Thursday, November 21, 2013

The Endless Bloom of Summer: The Canberra Cavalry, The 2013 Asia Series, and the Arrival of Australian Baseball

In one fell swoop, the mustachioed twenty-five year old catcher put the game away. While the name Jack Murphy may not be common to the tongues of those in his native United States, it is now spoken with the regard of nobility in his adopted home of Australia. In a handshake of days, Murphy hit perhaps the two most important home runs in the fledgling game of baseball down under. Late Wednesday night in Taiwan, the Canberra Cavalry completed what is perhaps one of the most impressive underdog stories in the game's history, and made a global statement for baseball in the land of Oz.

The Asia Series is a tournament that brings together 
the league champions from 
Japan, Taiwan, Korea, Europe, and Australia in a 
sort of "True World Series" concept.

The current time in Canberra is 5:07pm.
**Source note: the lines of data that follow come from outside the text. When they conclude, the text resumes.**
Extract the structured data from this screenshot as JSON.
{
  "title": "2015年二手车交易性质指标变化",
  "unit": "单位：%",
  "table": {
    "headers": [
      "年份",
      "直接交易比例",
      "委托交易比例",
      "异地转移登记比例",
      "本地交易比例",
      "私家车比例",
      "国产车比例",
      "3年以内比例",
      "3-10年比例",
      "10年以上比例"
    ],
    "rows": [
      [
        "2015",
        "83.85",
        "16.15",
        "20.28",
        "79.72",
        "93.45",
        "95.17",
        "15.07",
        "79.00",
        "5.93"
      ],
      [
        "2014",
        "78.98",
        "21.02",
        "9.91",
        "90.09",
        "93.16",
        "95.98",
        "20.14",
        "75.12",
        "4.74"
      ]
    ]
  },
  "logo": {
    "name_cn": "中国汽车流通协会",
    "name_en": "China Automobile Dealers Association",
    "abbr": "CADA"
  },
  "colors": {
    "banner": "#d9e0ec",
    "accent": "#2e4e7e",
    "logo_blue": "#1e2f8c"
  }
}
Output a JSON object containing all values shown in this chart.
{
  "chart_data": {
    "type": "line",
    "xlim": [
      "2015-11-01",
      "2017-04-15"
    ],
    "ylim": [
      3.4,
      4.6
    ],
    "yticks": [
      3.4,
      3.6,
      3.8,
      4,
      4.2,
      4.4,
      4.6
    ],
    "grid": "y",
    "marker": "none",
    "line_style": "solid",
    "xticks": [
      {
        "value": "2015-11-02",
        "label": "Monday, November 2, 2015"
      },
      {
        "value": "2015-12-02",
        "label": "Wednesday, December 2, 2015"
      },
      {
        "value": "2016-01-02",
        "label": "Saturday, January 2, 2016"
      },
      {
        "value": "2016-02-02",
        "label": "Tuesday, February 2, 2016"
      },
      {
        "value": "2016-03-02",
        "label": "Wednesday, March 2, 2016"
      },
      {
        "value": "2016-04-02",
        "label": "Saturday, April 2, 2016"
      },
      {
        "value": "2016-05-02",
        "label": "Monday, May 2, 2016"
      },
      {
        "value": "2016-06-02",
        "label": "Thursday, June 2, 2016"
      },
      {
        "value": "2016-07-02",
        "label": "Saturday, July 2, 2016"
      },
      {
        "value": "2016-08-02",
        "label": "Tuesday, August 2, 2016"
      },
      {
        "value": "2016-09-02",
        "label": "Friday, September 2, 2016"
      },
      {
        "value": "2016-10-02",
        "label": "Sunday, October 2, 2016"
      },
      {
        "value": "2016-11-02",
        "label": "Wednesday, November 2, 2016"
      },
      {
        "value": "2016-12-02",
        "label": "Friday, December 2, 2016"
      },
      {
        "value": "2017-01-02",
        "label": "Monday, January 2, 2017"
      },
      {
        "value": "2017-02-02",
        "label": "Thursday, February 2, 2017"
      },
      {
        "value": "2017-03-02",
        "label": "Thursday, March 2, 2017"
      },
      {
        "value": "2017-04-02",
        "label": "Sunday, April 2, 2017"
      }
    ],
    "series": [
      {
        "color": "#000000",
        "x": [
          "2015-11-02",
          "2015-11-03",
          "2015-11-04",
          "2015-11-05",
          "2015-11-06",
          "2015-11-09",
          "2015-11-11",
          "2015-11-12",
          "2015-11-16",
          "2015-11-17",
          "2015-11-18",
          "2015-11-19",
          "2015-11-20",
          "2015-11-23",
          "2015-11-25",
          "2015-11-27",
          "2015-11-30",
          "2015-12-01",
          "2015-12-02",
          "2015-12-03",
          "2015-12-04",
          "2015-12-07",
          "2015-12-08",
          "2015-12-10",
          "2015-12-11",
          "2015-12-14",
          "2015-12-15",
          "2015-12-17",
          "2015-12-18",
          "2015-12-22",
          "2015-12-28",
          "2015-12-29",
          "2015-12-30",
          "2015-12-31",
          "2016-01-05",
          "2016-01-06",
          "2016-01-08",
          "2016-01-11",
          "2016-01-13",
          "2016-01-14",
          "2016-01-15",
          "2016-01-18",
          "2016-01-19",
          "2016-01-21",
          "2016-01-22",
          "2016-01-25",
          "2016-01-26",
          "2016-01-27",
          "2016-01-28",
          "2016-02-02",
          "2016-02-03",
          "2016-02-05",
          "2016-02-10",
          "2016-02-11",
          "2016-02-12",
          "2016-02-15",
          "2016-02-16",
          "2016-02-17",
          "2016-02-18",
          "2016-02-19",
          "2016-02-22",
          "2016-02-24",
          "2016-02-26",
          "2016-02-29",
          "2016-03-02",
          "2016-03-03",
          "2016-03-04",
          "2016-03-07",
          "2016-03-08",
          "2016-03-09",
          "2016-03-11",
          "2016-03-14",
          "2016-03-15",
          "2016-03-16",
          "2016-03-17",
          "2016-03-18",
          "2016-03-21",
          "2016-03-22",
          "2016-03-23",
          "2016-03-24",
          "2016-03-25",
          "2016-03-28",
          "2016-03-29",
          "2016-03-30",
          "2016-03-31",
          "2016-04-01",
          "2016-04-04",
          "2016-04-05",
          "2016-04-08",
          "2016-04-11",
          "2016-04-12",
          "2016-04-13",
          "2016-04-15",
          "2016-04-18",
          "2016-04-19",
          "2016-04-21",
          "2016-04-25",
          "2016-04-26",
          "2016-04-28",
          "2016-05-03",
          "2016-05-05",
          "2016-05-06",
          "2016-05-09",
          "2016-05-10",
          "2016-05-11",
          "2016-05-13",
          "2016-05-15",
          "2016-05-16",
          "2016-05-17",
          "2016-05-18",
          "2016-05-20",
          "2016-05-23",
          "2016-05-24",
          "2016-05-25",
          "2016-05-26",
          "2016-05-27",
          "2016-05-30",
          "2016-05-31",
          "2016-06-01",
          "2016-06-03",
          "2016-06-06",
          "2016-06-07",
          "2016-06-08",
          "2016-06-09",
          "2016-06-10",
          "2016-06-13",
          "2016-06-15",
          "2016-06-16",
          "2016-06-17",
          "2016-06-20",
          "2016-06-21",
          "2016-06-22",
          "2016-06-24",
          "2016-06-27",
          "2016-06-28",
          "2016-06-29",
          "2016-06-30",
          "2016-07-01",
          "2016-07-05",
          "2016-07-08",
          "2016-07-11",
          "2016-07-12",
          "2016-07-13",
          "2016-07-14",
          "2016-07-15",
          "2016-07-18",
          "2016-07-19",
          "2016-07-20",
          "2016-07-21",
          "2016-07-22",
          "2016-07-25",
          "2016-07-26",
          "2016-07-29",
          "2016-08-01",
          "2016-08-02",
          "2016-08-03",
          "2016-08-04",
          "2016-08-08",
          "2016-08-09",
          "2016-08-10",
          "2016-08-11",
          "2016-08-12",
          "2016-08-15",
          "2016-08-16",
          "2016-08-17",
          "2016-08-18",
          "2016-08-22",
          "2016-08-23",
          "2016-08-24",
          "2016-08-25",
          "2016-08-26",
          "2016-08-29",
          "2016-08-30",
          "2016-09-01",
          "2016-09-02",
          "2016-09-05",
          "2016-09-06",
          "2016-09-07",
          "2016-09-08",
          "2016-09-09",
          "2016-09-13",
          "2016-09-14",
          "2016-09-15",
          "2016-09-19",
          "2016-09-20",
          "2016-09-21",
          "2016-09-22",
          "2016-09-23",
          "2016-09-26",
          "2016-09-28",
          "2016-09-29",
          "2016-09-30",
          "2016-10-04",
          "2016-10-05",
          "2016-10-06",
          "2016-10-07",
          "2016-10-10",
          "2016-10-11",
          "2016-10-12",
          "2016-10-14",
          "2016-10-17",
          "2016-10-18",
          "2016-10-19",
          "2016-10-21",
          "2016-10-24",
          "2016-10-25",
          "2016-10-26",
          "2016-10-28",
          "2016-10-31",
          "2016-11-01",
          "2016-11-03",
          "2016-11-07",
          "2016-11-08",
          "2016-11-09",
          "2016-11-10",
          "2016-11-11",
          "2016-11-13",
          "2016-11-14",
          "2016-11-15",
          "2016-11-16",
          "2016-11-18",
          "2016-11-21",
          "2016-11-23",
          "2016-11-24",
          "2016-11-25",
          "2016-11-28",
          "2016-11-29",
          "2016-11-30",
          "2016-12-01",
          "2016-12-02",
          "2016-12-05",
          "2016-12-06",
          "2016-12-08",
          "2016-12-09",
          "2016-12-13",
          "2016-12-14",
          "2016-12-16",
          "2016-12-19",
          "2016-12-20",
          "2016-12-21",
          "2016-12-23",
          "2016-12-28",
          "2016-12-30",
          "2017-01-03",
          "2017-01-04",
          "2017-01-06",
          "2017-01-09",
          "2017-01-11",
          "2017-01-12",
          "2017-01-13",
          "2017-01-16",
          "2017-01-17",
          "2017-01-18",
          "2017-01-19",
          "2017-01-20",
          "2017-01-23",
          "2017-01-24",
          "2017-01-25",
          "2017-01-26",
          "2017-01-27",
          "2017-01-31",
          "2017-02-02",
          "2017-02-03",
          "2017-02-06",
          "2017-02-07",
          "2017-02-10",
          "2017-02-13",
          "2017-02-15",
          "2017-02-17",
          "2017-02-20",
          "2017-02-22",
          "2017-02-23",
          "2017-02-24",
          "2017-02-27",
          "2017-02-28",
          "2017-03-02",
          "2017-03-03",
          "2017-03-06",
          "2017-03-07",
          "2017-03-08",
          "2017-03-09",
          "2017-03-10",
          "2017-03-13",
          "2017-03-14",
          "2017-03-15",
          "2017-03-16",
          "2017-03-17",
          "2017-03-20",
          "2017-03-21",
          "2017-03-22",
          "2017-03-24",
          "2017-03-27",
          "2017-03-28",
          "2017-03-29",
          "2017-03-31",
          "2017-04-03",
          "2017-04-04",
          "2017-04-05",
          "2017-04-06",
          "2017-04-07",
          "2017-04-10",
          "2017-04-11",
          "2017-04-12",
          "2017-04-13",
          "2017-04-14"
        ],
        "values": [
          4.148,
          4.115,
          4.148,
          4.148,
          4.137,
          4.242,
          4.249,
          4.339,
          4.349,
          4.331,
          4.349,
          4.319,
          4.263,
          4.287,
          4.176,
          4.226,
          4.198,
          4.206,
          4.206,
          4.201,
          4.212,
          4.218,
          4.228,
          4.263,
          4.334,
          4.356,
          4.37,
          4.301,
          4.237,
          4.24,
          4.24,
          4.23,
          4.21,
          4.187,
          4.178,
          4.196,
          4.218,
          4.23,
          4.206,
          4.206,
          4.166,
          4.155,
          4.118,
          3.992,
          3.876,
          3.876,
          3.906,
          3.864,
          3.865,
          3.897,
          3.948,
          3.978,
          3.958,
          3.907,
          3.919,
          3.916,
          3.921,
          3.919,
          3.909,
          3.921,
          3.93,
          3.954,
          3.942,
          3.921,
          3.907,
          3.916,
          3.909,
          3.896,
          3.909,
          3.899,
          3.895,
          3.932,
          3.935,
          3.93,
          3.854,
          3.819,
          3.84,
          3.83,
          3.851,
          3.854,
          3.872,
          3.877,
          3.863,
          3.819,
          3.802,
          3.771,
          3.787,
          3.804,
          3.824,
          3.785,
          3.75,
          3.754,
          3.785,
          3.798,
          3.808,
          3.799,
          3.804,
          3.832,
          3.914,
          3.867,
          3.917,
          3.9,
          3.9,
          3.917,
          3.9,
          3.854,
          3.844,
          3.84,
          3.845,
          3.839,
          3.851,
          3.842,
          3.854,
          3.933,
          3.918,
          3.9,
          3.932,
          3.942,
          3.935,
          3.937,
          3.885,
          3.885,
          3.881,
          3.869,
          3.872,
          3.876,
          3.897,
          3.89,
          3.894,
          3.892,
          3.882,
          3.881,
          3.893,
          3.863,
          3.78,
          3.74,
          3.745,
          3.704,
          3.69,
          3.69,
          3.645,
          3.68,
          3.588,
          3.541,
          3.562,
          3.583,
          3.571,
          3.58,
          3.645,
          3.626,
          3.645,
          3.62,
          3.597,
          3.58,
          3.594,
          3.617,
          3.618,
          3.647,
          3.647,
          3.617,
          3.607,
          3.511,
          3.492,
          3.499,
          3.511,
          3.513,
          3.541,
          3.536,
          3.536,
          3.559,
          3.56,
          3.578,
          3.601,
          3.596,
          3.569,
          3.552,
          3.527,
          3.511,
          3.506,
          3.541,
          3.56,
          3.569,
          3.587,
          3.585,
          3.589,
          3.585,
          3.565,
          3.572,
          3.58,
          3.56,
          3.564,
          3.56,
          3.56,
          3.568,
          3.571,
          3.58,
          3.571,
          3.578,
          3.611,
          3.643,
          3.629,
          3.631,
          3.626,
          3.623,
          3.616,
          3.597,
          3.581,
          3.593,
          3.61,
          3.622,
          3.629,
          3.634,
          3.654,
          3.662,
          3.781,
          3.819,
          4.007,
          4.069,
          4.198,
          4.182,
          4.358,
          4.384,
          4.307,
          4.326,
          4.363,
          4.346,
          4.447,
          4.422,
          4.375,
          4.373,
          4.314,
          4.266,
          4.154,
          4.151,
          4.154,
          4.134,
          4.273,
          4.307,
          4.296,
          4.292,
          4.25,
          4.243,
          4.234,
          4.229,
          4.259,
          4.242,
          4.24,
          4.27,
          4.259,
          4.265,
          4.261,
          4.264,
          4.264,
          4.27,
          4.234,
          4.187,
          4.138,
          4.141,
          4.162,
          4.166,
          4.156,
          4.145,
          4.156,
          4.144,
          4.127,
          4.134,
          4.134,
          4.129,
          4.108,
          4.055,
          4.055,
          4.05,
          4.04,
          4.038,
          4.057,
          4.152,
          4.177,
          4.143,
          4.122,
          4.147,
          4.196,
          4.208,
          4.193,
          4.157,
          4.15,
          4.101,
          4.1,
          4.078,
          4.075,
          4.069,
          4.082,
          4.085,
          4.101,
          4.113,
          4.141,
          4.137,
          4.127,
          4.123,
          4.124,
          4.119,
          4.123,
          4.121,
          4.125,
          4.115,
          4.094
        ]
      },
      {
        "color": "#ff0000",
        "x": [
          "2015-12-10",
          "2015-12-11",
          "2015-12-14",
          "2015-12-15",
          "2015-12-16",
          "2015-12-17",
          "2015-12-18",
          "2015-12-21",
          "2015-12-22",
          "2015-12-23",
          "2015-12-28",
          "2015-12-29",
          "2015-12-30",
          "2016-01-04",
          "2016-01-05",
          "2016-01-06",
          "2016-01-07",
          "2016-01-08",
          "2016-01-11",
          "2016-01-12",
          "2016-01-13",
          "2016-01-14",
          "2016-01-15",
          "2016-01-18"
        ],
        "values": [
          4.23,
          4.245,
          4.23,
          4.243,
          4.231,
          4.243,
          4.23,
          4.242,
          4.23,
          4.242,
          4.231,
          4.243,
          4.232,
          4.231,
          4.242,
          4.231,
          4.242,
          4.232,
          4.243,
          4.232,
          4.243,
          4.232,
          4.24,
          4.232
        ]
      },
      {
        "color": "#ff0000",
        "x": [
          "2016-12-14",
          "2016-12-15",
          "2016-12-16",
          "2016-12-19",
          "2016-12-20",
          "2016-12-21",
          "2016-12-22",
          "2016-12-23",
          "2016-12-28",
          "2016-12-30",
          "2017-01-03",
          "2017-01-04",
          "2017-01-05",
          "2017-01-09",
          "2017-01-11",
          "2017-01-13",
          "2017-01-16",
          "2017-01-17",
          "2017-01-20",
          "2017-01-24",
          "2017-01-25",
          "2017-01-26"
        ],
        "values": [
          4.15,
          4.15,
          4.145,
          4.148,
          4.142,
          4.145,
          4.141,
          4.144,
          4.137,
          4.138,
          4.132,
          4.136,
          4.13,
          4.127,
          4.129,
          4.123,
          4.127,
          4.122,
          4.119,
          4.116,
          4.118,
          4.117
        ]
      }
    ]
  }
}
The temperature, acclimated to the measurement tastes of Americans, is a breezy eighty-one degrees farenheit. It is early evening, but it is a new day for the massive island nation. While baseball still lingers long behind Australian rules football, cricket, and rugby, there is a swelling of pride from the night before. Some time around midnight, the rally was completed and then some. I, waking up at a reasonable 6:30am for a typical day of work, caught the final three innings of the Asia Series final. The Uni-President 7-Eleven Lions are the current champions of the Chinese Professional Baseball League (based in Taiwan). The Lions, and Taiwan itself, played host to this year's tournament. The six-team field is divided into two "pools" of three teams, meant to be played in a round-robin format to produce a four team, single-elimination tournament. Typically, the winners of Japan's Nippon Professional Baseball are seen as the favorite. Yet as with any sport bent on the wrist of fate, anything can happen to shift the expectation to produce a beautiful new result.

Late Monday night in Taiwan, the Cavalry were in a gritty match with the Korea Baseball Organization champion Samsung Lions. Knotted at five runs apiece after nine innings, the orange-clad Aussie champions needed a hero. In stepped Jack Murphy with one man on base. In a moment that eerily mirrored Kirk Gibson's timeless World Series home run, Murphy sent the ball just beyond the outfield fence, essentially putting Canberra up for good. Perhaps it was the catcher's thick mustache that conjured up such vivid memories of heroes past. Or maybe it was the relevance of the home run to an infant baseball nation that borrowed from the pages of postseason lore. Whatever the case, the Canberra Cavalry had made the Asia Series Final, a feat never before accomplished by an Australian team. All they had to do was wait to see which team would meet them there- the aforementioned Lions, or NPB champion Tohoku Rakuten Golden Eagles. The Golden Eagles had already trounced the Cavalry in pool play by a tally of six runs to three. Surely the expectation was for them to meet again, but baseball's centuries-old misunderstanding of what should be wandered into the tournament. In a stroke of what only can be conceived as luck, the rematch never came to fruition. The CPBL champion Lions made as daunting of an upset as any in a semi-final besting of the Golden Eagles.

As I woke up and meandered through my daily internet news this morning, I quickly remembered the title game happening on the other side of the globe. The score upon my finding of a quality video read Lions four, Cavalry three. It wasn't over, but this odd sense of disappointment came over me. I have no vested interest in any Australian Baseball League team, but my heart sided with the underdog Cavalry. In no time, Canberra was ahead six to four. Then eight to four. Then ten. With the bases loaded, into the batters box was the crowned Mr. November of the Southern Hemisphere- Jack Murphy. The game was already out of hand, but it was time for a statement. With a wildly violent hack, Murphy slugged a no-doubter to right center. A modest, yet still genuinely proud bat flip followed. Perhaps he was admiring the shot, or maybe Murphy was lost in the understanding of his own accomplishment. The score was fourteen to four. It would remain as such through the final frame. Canberra had won, and in a strange way put Australian baseball on the global map. A league sometimes viewed as a "winter league" for minor leaguers had crashed the party and done the downright improbable.

Given the tilt and orbit of the planet, baseball is more feasibly played outdoors from November to early February, when the Wrigley Fields and Fenway Parks of the world are frosted over. Because of this twist of scheduling fate, the Canberra Cavalry were playing in the Asia Series based on their victory from nearly ten months ago. This forces the Cavalry to play the tournament of champions while in the middle of their title defense season. While this may seem as an inconvenience to some, it could not be more beneficial to the league and the game of baseball in Australia. The pride and joy of a nation's capital returns home victorious. There is surely a swelling of attention in the game of baseball and in the six teams of the Australian Baseball League. How the league attends to this new found attention is yet to come. For now we allow a newborn global player bask in the glory of a legendary run to a title that proves there is no credence to expectation when the will to surpass what is laid before us is more powerful than its hindrance.